Mission and deaf culture
Just as he’d anticipated, Glenn was called to speak American Sign Language in the Arizona Mesa Mission. During his time there, he spent two years in the same ASL branch.
This was one of the first times he found himself surrounded by deaf people all the time. He felt impressed to go without hearing aids for the first six months of his mission in order to be accepted.
“They could instantly see I signed like a hearing person that’s only known ASL for the six weeks I was at the MTC,” Glenn said. “Instantly they’re like ‘Mm, yeah, doesn’t know it.’”
He explained how prevalent deaf pride is — being proud of one’s deafness and sometimes, a family history of deafness. In turn, Glenn would forego his own hearing aids to better assimilate to deaf culture.
“I’m willing to sacrifice the English language and totally rely on ASL.”
Now, he identifies with both communities.
“If I’m with hearing people I say I’m hard of hearing, if I’m with deaf people I say I’m deaf,” Glenn said. “I feel accepted by both. I have a foot in both worlds.”
During his time on his mission, he grew a deep love for both American Sign Language and people who are deaf.

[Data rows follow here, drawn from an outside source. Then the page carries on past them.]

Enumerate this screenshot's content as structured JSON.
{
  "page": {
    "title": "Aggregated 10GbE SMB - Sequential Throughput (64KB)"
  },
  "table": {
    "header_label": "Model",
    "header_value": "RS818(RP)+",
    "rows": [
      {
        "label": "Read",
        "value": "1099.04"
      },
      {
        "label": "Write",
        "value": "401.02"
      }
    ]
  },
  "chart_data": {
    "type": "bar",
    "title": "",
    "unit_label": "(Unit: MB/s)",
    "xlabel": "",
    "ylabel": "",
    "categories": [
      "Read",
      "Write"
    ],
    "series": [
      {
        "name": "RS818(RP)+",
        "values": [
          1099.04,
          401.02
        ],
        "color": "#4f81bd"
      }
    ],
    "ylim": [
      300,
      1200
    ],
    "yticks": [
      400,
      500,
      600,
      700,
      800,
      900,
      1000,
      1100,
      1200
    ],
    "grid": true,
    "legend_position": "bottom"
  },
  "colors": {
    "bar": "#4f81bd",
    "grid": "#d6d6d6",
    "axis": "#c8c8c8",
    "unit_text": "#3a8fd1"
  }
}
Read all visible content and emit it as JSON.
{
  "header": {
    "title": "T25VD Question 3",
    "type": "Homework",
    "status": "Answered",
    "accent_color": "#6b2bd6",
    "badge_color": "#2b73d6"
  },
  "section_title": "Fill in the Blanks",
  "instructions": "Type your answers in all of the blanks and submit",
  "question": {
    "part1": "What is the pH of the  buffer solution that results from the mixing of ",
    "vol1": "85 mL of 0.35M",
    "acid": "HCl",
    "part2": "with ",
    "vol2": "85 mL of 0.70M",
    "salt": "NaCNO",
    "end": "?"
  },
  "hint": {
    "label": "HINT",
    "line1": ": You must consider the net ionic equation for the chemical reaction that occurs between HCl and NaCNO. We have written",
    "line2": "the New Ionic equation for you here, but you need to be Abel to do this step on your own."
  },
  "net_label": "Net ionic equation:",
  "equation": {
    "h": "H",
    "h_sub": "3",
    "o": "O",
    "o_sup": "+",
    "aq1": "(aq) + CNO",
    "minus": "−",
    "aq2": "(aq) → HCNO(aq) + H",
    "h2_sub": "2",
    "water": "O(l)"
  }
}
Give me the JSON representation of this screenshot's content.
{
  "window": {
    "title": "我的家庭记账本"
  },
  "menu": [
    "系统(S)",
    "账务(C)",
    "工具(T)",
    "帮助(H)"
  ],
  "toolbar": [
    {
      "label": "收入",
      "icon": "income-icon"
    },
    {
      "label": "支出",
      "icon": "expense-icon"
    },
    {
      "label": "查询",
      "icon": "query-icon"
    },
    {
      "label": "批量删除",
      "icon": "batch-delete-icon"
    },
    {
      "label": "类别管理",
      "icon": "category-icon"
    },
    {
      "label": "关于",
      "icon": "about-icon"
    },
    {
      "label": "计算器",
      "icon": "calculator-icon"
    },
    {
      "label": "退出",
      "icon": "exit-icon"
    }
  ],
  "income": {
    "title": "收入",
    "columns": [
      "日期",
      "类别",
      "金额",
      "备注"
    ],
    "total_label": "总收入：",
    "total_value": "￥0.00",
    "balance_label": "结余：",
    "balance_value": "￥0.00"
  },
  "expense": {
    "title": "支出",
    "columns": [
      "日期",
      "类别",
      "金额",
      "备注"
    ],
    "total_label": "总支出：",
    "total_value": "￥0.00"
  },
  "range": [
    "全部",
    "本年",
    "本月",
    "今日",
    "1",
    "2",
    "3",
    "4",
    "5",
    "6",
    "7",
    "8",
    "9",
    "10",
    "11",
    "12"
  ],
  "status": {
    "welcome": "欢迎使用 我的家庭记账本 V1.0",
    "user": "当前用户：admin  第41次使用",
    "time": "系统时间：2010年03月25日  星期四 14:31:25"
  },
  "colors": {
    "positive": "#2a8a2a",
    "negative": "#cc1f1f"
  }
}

“I just love how tight-knit and caring they are,” Glenn said. “Whenever you meet a deaf person they are always excited to see you, because they don’t get those opportunities as often as a hearing person would, and I’m passionate about the language. It’s such a useful language. It’s quiet, it’s private, it doesn’t intrude, multiple people can talk at once and everyone can understand each other. It’s unifying.”
Cultivating love isn’t the only thing Glenn’s mission did for him. His mission caused him to think critically about his hearing loss and come to terms with it in ways he hadn’t when he’d been immersed in hearing culture.
“I honestly think there’s only good things from it,” Glenn said. “When I was in school, I didn’t think about it. When I was on my mission though, I realized I don’t really see this as a disability. Even on a spiritual level, I was able to get an answer about why I was disabled.”
After more reflection and prayer, Glenn felt he was able to receive an answer.
“The Lord was able to tell me, ‘I made you hard of hearing to help other people who are deaf and hard of hearing,’” Glenn said. “So that was very touching and a very big deal for me. It was like wow, I have a purpose in life, that’s what I’m here for, that’s why I’m hard of hearing. I always used to ask myself ‘Why am I hard of hearing?’ I used to think I had this to be more humble, or I had this to be a better person — but really what it did was put me in others’ shoes.”
Despite the perspective gained on his mission, Glenn still struggles.
“On a very deep level, I have an innate fear that people are going to judge me based on my hearing aids alone, and that will skew their vision of who I am. I always feel like I have to prove ‘Hey, I’m just as normal as you guys are, deal with it.”
However, Glenn said he rarely feels judged for his deafness. Instead, he acknowledges his growth to this point.
“I’m definitely independent and proud of it and proud of who I am,” Glenn expressed.